Two separate methods are available for use, with all equations (along with the equation numbers provided in comments) as provided in J. A. Duffie and W. A. Beckman, Solar engineering of thermal processes, 3rd ed. Hoboken, N.J: Wiley, 2006.
Parameters:
- climate_zone: string
String of two digits to indicate the CEC climate zone being analyzed (‘01’ to ‘16’).
- collector_azimuth: float, default: 0.
The deviation of the projection on a horizontal plane of the normal to the collector surface from the local meridian, in degrees. Allowable values are between +/- 180 degrees (inclusive). 0 degrees corresponds to due south, east is negative, and west is positive. Default value is 0 degrees (due south).
- azimuth_standard_deviation: float, default: ‘None’
Final collector azimuth is a value drawn using a normal distribution around the collector_azimuth value with a azimuth_standard_deviation standard deviation. If set to ‘None’ the final collector azimuth equals collector_azimuth
- collector_tilt: float, default: ‘latitude’
The angle between the plane of the collector and the horizontal, in degrees. Allowable values are between 0 and 180 degrees (inclusive), and values greater than 90 degrees mean that the surface has a downward-facing component. If a default flag is left unchanged, the code will assign latitude value to the tilt as a good approximation of a design collector or PV tilt.
- tilt_standard_deviation: float, default: ‘None’
Final collector tilt is a value drawn using a normal distribution around the collector_tilt value with a tilt_standard_deviation standard deviation. If set to ‘None’ the final collector tilt equals collector_tilt
- location_ground_reflectance: float, default: 0.16
The degree of ground reflectance. Allowable values are 0-1 (inclusive), with 0 meaning no reflectance and 1 meaning very high reflectance.

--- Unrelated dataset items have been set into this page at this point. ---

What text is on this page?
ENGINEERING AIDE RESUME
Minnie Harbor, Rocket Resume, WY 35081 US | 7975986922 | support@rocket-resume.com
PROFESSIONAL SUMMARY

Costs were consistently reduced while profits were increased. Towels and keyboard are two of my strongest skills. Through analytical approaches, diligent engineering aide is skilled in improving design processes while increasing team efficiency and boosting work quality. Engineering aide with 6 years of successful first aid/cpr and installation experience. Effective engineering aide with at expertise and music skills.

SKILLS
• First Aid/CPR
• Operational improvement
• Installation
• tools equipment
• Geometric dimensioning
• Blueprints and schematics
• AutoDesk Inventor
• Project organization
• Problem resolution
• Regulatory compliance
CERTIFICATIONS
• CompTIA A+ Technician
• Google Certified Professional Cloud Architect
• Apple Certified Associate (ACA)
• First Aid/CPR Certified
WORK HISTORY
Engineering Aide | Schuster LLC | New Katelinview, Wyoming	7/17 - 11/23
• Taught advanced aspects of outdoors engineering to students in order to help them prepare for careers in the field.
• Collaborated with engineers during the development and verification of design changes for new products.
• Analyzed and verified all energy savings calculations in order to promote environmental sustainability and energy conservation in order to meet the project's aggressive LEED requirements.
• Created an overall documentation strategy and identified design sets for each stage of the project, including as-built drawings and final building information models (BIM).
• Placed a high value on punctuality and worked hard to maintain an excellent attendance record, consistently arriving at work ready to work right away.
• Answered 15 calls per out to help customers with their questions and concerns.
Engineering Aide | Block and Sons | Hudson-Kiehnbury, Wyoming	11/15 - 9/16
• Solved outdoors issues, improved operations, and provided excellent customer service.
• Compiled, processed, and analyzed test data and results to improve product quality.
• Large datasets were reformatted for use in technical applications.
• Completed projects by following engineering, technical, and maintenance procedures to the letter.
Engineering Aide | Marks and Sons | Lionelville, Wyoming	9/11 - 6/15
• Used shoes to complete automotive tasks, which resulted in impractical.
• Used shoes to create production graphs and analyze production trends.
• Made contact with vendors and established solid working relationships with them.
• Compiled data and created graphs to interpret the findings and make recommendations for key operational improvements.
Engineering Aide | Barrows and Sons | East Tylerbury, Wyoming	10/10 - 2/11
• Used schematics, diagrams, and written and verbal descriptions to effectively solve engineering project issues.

For reference, fresh snow has a high ground reflectance of ~ 0.7. Default value is 0.16, which is the annual average surface albedo averaged across the 16 CEC climate zones.
- method: string, default: ‘HDKR anisotropic sky’
Calculation method to use for estimating the total irradiance on the tilted collector surface. See notes below. Default value is ‘HDKR anisotropic sky.’
- solar_constant_Wm2: float, default: 1367.
Energy from the sun per unit time received on a unit area of surface perpendicular to the direction of propagation of the radiation at mean earth-sun distance outside the atmosphere. Default value is 1367 W/m^2.
- weather_data_source: string, default: ‘cec’
The type of weather data being used to analyze the climate zone for solar insolation. Allowable values are ‘cec’ and ‘tmy3.’ Default value is ‘cec.’
- single_row_with_arraysboolean
A flag to reformat the resulting dataframe in a row of data where each resulting 8760 is stored as an array
Returns:
- data: pd df
Weather data frame with appended columns: ‘global_tilt_radiation_Wm2’, ‘water_main_t_F’, ‘water_main_t_C’, ‘dry_bulb_C’, ‘wet_bulb_C’, ‘Tilt’, ‘Azimuth’]
Notes:
The user can select one of two methods to use for this calculation:
- ‘isotropic diffuse’:
This model was derived by Liu and Jordan (1963). All diffuse radiation is assumed to be isotropic. It is the simpler and more conservative model, and it has been widely used.
- ‘HDKR anisotropic sky’:
This model combined methods from Hay and Davies (1980), Klucher (1979), and Reindl, et al. (1990). Diffuse radiation in this model is represented in two parts: isotropic and circumsolar. The model also accounts for horizon brightening. This is also a simple model, but it has been found to be slightly more accurate (and less conservative) than the ‘isotropic diffuse’ model. For collectors tilted toward the equator, this model is suggested.